La inequidad escandalosa que lesiona la dignidad personal y la justicia social constituyen uno de los grandes macrodesafíos en nuestra América Latina. En nuestras sociedades ya no sólo hablamos del fenómeno de la explotación y de la opresión sino también de la exclusión, que ha generado que muchos de nuestros hermanos sean considerados “sobrantes” y “desechables”.

Tal como lo expresara nuestro Cardenal Jorge Mario Bergoglio en la V Conferencia Episcopal de Aparecida del año 2007, la injusta distribución de los bienes configura una situación de pecado social que clama al cielo. Nuestra Iglesia no debe encontrarse en el margen en la lucha por la justicia sino que debe animar el desarrollo de una conducta justa, coherente con la fe que promueva la dignidad humana, el bien común, la inclusión integral y la ciudadanía plena. 

La complejidad de la crisis socio-económico-cultural que sufrió nuestro país durante los primeros años del nuevo milenio impulsó a la Comisión de Niñez y Adolescencia en Riesgo a asumir el desafío de realizar un trabajo integral atendiendo el interés superior de los niños y adolescentes que viven en nuestra ciudad.

Nuestra tarea se orienta a acompañar a la familia apuntalándola en su rol de formadora de personas y promotora del desarrollo, tomando conciencia de que sólo a través de la promoción humana integral y de la auténtica liberación es posible la construcción de un orden social justo.

La pobreza y la desnutrición no son una mera fatalidad provocada por situaciones ambientales adversas o por calamidades naturales desastrosas, por lo tanto es necesario modificar las estructuras de opresión, de injusticia y de marginación.

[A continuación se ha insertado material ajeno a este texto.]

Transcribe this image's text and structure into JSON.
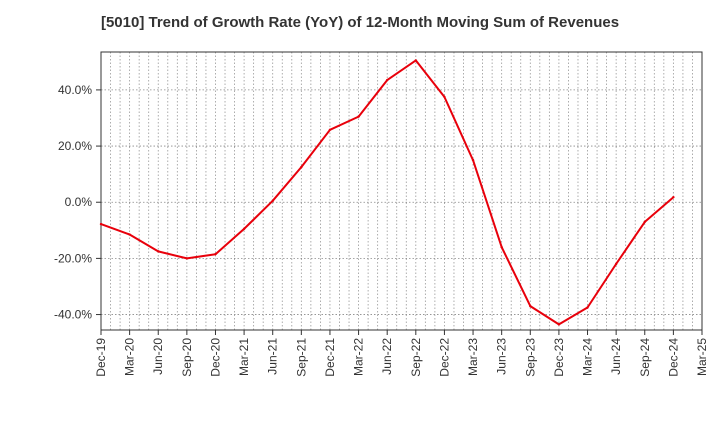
{
  "chart_data": {
    "type": "line",
    "title": "[5010]  Trend of Growth Rate (YoY) of 12-Month Moving Sum of Revenues",
    "xlabel": "",
    "ylabel": "",
    "x_tick_labels": [
      "Dec-19",
      "Mar-20",
      "Jun-20",
      "Sep-20",
      "Dec-20",
      "Mar-21",
      "Jun-21",
      "Sep-21",
      "Dec-21",
      "Mar-22",
      "Jun-22",
      "Sep-22",
      "Dec-22",
      "Mar-23",
      "Jun-23",
      "Sep-23",
      "Dec-23",
      "Mar-24",
      "Jun-24",
      "Sep-24",
      "Dec-24",
      "Mar-25"
    ],
    "y_tick_labels": [
      "40.0%",
      "20.0%",
      "0.0%",
      "-20.0%",
      "-40.0%"
    ],
    "y_tick_values": [
      40,
      20,
      0,
      -20,
      -40
    ],
    "ylim": [
      -45.5,
      53.5
    ],
    "grid": true,
    "series": [
      {
        "color": "#e8000b",
        "x": [
          "Dec-19",
          "Mar-20",
          "Jun-20",
          "Sep-20",
          "Dec-20",
          "Mar-21",
          "Jun-21",
          "Sep-21",
          "Dec-21",
          "Mar-22",
          "Jun-22",
          "Sep-22",
          "Dec-22",
          "Mar-23",
          "Jun-23",
          "Sep-23",
          "Dec-23",
          "Mar-24",
          "Jun-24",
          "Sep-24",
          "Dec-24"
        ],
        "values": [
          -7.8,
          -11.5,
          -17.5,
          -20.0,
          -18.5,
          -9.5,
          0.5,
          12.5,
          25.8,
          30.5,
          43.5,
          50.5,
          37.5,
          15.0,
          -16.0,
          -37.0,
          -43.5,
          -37.5,
          -22.0,
          -7.0,
          1.8
        ]
      }
    ]
  }
}
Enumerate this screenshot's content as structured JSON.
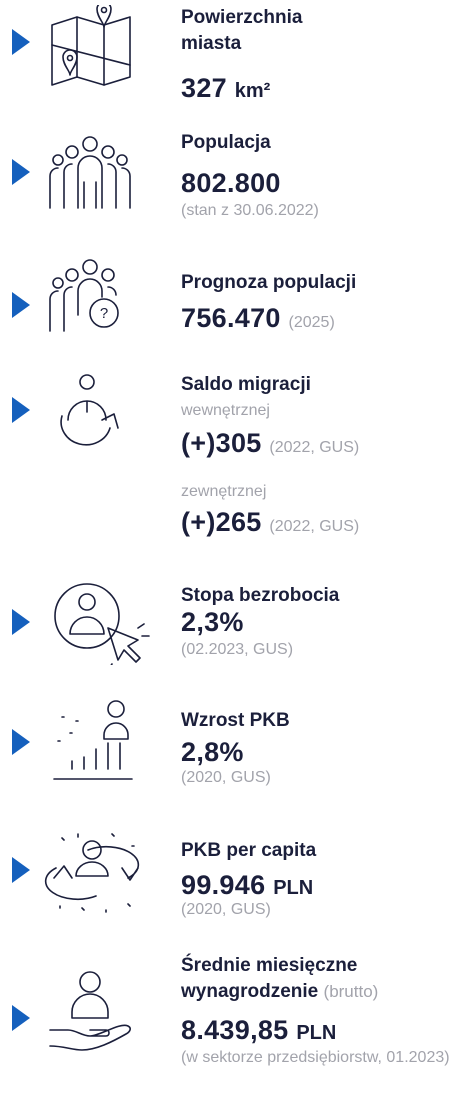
{
  "items": [
    {
      "title": "Powierzchnia miasta",
      "value": "327",
      "unit": "km²"
    },
    {
      "title": "Populacja",
      "value": "802.800",
      "note": "(stan z 30.06.2022)"
    },
    {
      "title": "Prognoza populacji",
      "value": "756.470",
      "note": "(2025)"
    },
    {
      "title": "Saldo migracji",
      "entries": [
        {
          "label": "wewnętrznej",
          "value": "(+)305",
          "note": "(2022, GUS)"
        },
        {
          "label": "zewnętrznej",
          "value": "(+)265",
          "note": "(2022, GUS)"
        }
      ]
    },
    {
      "title": "Stopa bezrobocia",
      "value": "2,3%",
      "note": "(02.2023, GUS)"
    },
    {
      "title": "Wzrost PKB",
      "value": "2,8%",
      "note": "(2020, GUS)"
    },
    {
      "title": "PKB per capita",
      "value": "99.946",
      "unit": "PLN",
      "note": "(2020, GUS)"
    },
    {
      "title": "Średnie miesięczne wynagrodzenie",
      "title_note": "(brutto)",
      "value": "8.439,85",
      "unit": "PLN",
      "note": "(w sektorze przedsiębiorstw, 01.2023)"
    }
  ]
}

SSBXVI, Mensaje a los participantes de la cumbre de la FAO, 2008.

También hace falta, en el marco de esa transformación de estructuras, un compromiso hacia el otro, poniendo el cuerpo y el tiempo ya que todos somos responsables frente a las situaciones de vulneración de derechos a las cuales se ven sometidos muchos niños y adolescentes.

La acción pastoral de la Comisión de Niñez y Adolescencia en Riesgo se sustenta en la convicción de que el sufrimiento del otro nos llama a abrir los ojos y el corazón y a luchar por su dignidad, evitando que las situaciones de injusticia con las que convivimos diariamente se transformen en parte del paisaje.

Cada vez que nos despreocupamos de nuestro hermano, cada vez que somos cómplices con sistemas y estructuras que transforman en sobrantes a grandes grupos de nuestra sociedad, cada vez que somos indiferentes frente a los miembros más débiles -ancianos, enfermos, migrantes, niños y discapacitados- reiteramos el crimen de Caín con su hermano Abel, símbolo de la ética de la indiferencia.

Encaminemos nuestros esfuerzos para que los que “caben y los que sobran” sólo sean categorías anacrónicas. Apostemos a la esperanza que los derechos de una vez por todas sean para todos.

En palabras de nuestro Cardenal Bergoglio, citando al gran poeta Homero Manzi, busquemos `que nos duela como propia la cicatriz ajena’. Cardenal Jorge Mario Bergoglio, VIII Encuentro Arquidiocesano de Niñez y Adolescencia, Septiembre de 2008.